Send out postcards and you will get absolutely no response, but keep doing it, and eventually you will be in their brain and they will use you… Maybe. This is what they tell you to do at real estate brokerages. She treated her newsletter the same way.
She is always complaining that she has no time to blog or tweet, but then spends hours grabbing links from wall street journal, realtor.com, sfgate to put in her newsletter. I make me furious, but it’s not worth the argument… I’ve tried telling her to blog about the links she finds and then link to those blog posts. Kill two birds with one stone…Well, I finally got her to change!
I normally use Aweber.com to send email newsletters. They are highly rated and very good. The problem with Aweber is that you have to opt in all your imported users. So for my wife to move her email list to Aweber, they would all get an opt in email, and she would probably lose 3/4ths of them. Therefore I decided to try mailchimp.com. You can import your list without opting them in, but there are warnings, and you definitely can’t import a commercial list.
I really had to take control of this because again, she only cares that the email goes out… With that being said, she was using outlook to send to groups. Of course she also doesn’t realize that people could be reporting her as email abuse, or putting into their junk mail. As soon as I set her up she could see the importance of being able to monitor that.
Here are the biggest mistakes:
- No Tracking – most importantly you are not removing people that are complaining because you don’t know. They have to reply back to you, but most won’t. The problem with this is as people accuse you of abuse, the ISP get’s updated and eventually you are going to get blocked.
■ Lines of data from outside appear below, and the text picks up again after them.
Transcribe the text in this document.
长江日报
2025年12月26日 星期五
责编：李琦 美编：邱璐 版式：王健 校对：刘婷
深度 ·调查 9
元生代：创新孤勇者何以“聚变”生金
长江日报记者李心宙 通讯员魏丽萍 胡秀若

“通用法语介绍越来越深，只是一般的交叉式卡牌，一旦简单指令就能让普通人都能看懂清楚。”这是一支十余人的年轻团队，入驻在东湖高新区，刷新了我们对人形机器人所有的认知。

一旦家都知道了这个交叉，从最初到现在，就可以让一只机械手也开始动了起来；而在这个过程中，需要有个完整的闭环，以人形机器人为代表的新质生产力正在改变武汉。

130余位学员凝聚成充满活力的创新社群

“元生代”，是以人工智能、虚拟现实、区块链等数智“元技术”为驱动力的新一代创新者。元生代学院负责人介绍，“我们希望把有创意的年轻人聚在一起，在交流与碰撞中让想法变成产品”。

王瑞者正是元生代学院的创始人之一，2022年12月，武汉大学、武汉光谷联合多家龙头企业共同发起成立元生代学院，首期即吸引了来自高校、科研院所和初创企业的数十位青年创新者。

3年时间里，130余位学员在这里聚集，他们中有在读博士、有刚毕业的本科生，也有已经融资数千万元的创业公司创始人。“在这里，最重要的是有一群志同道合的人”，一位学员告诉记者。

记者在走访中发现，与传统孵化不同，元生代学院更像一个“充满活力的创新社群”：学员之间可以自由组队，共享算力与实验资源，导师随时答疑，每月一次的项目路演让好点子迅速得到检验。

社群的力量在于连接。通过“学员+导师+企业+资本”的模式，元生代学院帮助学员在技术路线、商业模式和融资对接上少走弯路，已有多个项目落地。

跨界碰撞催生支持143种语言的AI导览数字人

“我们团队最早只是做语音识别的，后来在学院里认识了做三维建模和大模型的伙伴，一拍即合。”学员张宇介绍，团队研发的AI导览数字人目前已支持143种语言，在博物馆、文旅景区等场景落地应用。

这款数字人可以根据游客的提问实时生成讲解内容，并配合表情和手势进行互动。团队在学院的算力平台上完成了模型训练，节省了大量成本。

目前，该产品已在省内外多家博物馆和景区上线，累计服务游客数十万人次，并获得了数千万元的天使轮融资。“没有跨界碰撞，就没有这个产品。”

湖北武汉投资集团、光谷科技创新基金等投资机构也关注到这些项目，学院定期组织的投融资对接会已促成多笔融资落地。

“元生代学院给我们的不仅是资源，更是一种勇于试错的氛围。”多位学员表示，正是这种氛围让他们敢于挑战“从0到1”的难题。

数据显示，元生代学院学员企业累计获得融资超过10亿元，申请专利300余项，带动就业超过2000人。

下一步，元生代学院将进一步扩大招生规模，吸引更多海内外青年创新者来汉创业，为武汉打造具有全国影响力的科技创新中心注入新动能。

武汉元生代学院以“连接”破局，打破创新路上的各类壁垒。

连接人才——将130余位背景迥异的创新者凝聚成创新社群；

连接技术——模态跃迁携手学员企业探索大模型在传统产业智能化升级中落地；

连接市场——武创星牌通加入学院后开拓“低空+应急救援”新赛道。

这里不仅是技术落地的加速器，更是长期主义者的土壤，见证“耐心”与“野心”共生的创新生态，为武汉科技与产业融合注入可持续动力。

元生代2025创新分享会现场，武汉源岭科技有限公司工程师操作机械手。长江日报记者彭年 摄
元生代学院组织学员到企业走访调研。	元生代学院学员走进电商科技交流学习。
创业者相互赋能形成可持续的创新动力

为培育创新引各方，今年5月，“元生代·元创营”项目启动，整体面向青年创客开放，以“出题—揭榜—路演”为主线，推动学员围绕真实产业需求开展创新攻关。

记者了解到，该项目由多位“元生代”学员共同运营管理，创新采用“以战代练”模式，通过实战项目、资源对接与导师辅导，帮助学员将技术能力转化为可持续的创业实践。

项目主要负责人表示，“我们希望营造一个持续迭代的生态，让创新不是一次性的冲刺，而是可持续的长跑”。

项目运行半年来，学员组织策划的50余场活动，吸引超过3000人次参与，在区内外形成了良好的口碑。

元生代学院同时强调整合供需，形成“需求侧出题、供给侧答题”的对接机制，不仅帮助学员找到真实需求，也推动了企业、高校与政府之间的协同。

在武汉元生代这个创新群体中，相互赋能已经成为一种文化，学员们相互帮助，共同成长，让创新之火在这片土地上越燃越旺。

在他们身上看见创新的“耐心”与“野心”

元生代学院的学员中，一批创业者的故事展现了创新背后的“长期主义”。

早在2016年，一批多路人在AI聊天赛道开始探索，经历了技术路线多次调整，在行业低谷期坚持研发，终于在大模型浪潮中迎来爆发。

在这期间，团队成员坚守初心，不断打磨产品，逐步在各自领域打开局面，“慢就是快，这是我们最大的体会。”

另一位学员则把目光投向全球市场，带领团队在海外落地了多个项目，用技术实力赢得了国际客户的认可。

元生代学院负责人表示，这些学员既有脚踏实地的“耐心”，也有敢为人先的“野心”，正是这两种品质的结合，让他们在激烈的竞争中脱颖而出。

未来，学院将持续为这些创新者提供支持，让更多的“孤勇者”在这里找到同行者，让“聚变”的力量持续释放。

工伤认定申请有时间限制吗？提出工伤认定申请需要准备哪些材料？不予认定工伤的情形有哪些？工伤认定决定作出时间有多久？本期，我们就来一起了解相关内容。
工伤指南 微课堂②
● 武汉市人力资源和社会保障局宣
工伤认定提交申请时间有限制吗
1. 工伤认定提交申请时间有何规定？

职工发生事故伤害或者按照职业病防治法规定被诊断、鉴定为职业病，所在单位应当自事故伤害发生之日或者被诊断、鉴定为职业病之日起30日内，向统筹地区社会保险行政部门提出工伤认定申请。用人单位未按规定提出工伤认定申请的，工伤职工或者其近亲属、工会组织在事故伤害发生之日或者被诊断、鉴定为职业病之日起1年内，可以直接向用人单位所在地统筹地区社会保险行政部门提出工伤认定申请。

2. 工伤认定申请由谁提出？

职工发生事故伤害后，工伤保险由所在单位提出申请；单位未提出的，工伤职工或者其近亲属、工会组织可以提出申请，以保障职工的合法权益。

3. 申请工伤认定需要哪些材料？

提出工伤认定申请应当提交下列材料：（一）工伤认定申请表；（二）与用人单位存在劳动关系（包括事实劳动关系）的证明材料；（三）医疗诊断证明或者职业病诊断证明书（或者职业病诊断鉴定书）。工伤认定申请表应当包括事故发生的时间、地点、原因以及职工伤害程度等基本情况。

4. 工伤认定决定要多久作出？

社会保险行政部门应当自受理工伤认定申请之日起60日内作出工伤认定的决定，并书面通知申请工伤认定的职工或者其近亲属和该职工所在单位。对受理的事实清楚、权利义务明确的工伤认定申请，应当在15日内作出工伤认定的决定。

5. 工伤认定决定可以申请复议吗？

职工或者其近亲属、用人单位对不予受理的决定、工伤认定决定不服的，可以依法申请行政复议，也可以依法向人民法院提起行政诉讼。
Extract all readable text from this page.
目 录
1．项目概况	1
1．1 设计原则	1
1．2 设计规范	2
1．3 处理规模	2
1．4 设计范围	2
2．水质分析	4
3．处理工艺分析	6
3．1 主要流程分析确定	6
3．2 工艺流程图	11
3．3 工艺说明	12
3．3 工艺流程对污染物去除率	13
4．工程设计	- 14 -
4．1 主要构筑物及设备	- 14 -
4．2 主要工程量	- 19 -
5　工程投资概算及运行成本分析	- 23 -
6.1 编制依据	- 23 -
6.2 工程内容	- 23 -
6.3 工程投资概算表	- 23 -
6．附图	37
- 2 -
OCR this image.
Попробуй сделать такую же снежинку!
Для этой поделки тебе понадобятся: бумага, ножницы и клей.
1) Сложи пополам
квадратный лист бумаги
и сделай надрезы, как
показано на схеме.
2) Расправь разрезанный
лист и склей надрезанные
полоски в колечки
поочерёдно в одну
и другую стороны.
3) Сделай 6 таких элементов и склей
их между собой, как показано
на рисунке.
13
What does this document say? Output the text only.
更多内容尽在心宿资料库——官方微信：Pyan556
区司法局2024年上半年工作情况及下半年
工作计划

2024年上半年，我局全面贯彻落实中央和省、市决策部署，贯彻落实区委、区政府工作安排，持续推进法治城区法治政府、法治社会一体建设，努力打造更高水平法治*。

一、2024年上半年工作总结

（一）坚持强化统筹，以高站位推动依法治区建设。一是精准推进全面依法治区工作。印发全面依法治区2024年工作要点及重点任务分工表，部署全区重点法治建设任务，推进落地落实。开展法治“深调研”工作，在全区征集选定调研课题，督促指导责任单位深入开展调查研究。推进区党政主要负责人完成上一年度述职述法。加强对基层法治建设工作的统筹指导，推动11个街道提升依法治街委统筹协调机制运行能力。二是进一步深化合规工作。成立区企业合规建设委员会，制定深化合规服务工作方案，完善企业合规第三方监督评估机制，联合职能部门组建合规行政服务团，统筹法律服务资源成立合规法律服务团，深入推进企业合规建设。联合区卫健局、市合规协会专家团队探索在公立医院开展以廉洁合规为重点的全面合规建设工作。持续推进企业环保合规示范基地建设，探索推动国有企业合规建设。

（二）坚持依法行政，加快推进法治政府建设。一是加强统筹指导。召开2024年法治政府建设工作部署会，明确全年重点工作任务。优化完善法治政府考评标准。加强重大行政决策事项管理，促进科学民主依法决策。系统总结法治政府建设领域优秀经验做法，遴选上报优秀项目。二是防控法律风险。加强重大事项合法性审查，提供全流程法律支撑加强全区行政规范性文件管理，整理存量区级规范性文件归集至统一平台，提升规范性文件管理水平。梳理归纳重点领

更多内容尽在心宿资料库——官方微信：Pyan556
So if your sending emails from your primary business account, with too many complaints it will stop working
- No Tracking – I know #1 was the same thing… In this case I’m talking about link tracking. What are people clicking on. This is very important because you can build trends. If everyone is clicking on your mortgage information, then blog more about mortgages. You will engage more readers when they see you blogging about the things they care about.
- No Tracking – Ok, it’s nut funny anymore, but do you get my point. Email newsletters can provide so much information about your clients. Who opened it, who clicked on what, who opened more than once, who forwarded to a friend. All these are so important.
- No text version – when you send with outlook, not only does the HTML look bad, but there is also no way to make a text version for people with none HTML email clients. They get a big glob of code they can’t read. This is also helpful for getting around spam filters. Most spammers don’t take the time to really make a text and html version, so if you have one, you must be human
Technically, mailchimp is very cool. Has tons of reporting and features. We used the A/B test, which allowed us to created 2 subject lines, send out to 50 random people on her list. The subject that got more clicks, was then sent to the rest of the list. Very good feature. The other feature I liked was that I could design the email online, and just point the url to the email body. This will allow me to dynamically update the email newsletter and just resend the campaign saving a lot of time. You can see the email newsletter here
We use the free version which allows 500 emails, and 3,000 emails per month. They just put a logo in the footer of the email, which we don’t mind at all.